Definition of landing craft in US English:
landing craft
nounˈlændɪŋ ˌkræftˈlandiNG ˌkraft
A boat specially designed for putting troops and military equipment ashore on a beach.
Example sentencesExamples
- Other shallow wrecks in the area accessible at slack water include a variety of smaller Mulberry components and an infantry landing craft.
- Jack saw action during the landing at Dove Bay in New Guinea and also on the Sepik River when his landing craft was hit by heavy enemy fire.
- The unexpected loss of these vehicles forced logisticians to unload landing craft and clear the beaches by hand.
- Many more never made it ashore because the landing craft beached too far out, and they drowned under the weight of the equipment they carried.
- Logistics ship RFA Sir Percivale lowered a landing craft which towed the fishing boat to shallow water.
- Flooding of the docking area is achieved by ballasting the stern of the ship, allowing the landing craft to float.
- The first landing craft landed military vehicles that were subsequently damaged by mines.
- Upon crossing the Sound to Port Howard, the troops climbed into an Army landing craft to be ferried to a nearby beach.
- The tanks and equipment were loaded in Darwin and the landing craft headed for Gawa arriving on November 6.
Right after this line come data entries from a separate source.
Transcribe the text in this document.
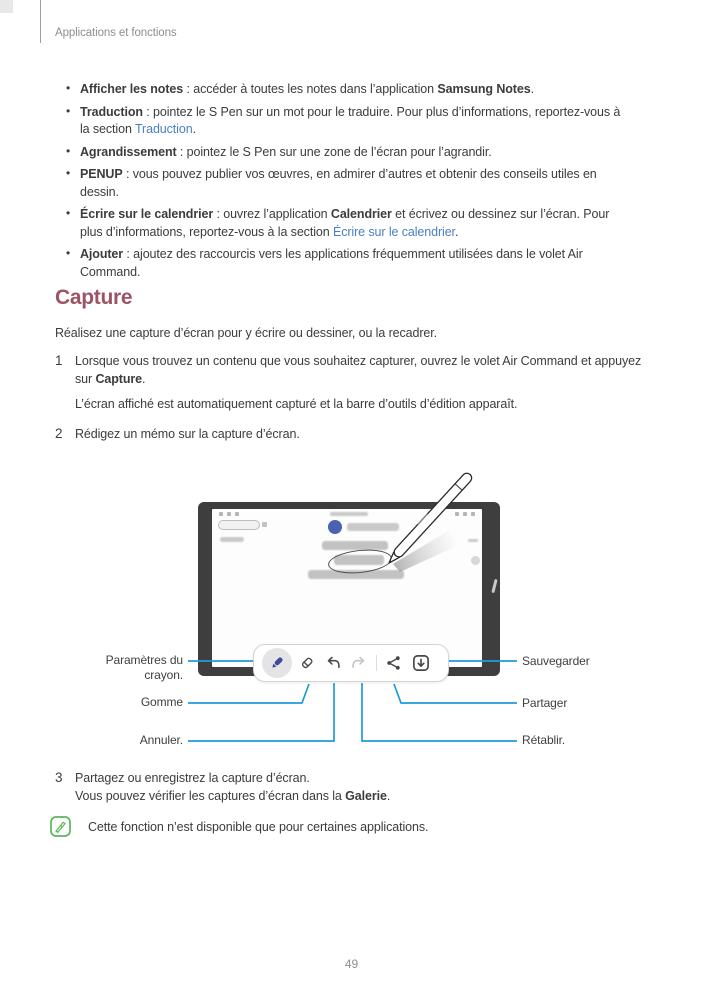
Applications et fonctions
• Afficher les notes : accéder à toutes les notes dans l’application Samsung Notes.
• Traduction : pointez le S Pen sur un mot pour le traduire. Pour plus d’informations, reportez-vous à la section Traduction.
• Agrandissement : pointez le S Pen sur une zone de l’écran pour l’agrandir.
• PENUP : vous pouvez publier vos œuvres, en admirer d’autres et obtenir des conseils utiles en dessin.
• Écrire sur le calendrier : ouvrez l’application Calendrier et écrivez ou dessinez sur l’écran. Pour plus d’informations, reportez-vous à la section Écrire sur le calendrier.
• Ajouter : ajoutez des raccourcis vers les applications fréquemment utilisées dans le volet Air Command.
Capture
Réalisez une capture d’écran pour y écrire ou dessiner, ou la recadrer.
1 Lorsque vous trouvez un contenu que vous souhaitez capturer, ouvrez le volet Air Command et appuyez sur Capture.
L’écran affiché est automatiquement capturé et la barre d’outils d’édition apparaît.
2 Rédigez un mémo sur la capture d’écran.
Paramètres du
crayon.
Gomme
Annuler.
Sauvegarder
Partager
Rétablir.
3 Partagez ou enregistrez la capture d’écran.
Vous pouvez vérifier les captures d’écran dans la Galerie.
Cette fonction n’est disponible que pour certaines applications.
49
- The low humming from the engine of our landing craft was just audible over the chatter of the diggers she carried.
- The landing craft carrying the troops were meant to be lined up behind gun-boats.
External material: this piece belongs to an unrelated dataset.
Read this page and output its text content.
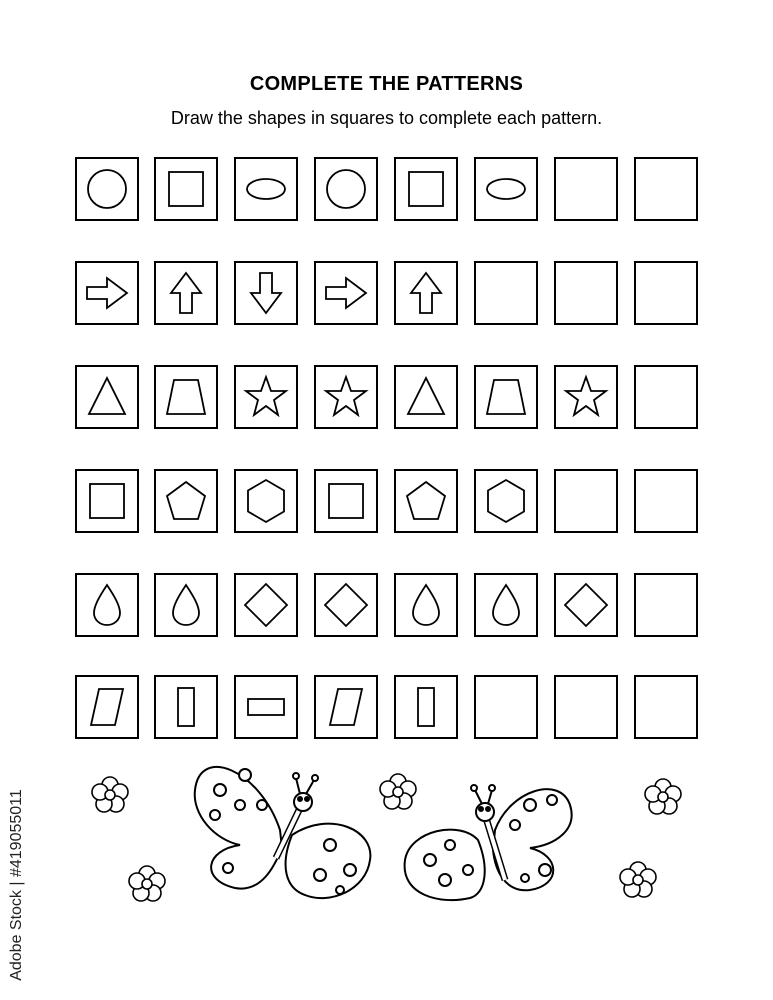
COMPLETE THE PATTERNS
Draw the shapes in squares to complete each pattern.
Adobe Stock | #419055011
- Petrified soldiers bouncing through the sea in their landing craft towards the D-Day beaches must have been thinking the same too.
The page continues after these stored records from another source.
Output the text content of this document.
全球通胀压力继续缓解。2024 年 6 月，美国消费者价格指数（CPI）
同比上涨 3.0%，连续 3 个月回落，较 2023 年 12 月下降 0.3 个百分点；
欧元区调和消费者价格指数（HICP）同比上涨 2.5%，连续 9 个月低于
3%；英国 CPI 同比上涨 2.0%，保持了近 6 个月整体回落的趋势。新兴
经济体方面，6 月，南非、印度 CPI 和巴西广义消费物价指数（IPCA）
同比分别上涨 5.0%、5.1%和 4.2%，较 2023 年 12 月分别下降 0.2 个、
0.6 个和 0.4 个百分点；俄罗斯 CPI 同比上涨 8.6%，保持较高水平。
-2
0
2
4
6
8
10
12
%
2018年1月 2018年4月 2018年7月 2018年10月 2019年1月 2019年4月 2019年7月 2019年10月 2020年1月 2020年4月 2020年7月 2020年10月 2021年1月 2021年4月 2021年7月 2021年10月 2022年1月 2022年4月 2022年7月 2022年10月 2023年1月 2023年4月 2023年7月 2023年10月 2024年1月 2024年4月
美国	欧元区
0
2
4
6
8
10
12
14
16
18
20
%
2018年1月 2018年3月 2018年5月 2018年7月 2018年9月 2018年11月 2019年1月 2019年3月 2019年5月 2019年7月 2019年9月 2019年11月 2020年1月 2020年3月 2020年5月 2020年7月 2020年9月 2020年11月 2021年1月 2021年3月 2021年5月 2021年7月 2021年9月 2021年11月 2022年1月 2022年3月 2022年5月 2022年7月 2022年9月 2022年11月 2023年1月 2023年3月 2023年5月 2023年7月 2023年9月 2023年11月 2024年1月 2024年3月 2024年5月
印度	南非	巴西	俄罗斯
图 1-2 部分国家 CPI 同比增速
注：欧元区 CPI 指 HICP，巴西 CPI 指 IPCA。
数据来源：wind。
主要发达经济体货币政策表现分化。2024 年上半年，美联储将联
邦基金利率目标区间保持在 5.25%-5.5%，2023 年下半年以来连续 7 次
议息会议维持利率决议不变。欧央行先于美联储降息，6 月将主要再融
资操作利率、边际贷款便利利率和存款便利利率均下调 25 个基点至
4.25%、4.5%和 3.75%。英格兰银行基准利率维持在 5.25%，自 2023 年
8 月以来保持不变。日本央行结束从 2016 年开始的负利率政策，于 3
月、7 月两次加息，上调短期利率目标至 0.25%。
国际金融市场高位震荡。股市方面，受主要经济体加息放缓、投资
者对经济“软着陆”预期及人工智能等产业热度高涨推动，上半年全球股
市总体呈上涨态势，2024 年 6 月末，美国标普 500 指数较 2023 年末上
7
- The warship sent away a landing craft to pick up the sailors in the water.
- One by one, the landing craft approached the shore and lowered their loading ramps.
- Then I catch glimpses of a diver two feet in front of me tying a huge yellow floatation bag onto a sunken landing craft.
- I had to do this while wearing battledress still soaked with seawater from when I waded ashore from the landing craft.
- He was lifted off the beach in a medical landing craft and flown back to England.
- Many men were killed, especially at V Beach, where the improvised landing craft, the transport River Clyde, had been run ashore.
- My problem is that the film should start with the GIs leaving the landing craft and hitting the beach and finish with the assault on the German bunker.
- Insufficient LVTs meant that back-up troops had to be ferried ashore in landing craft.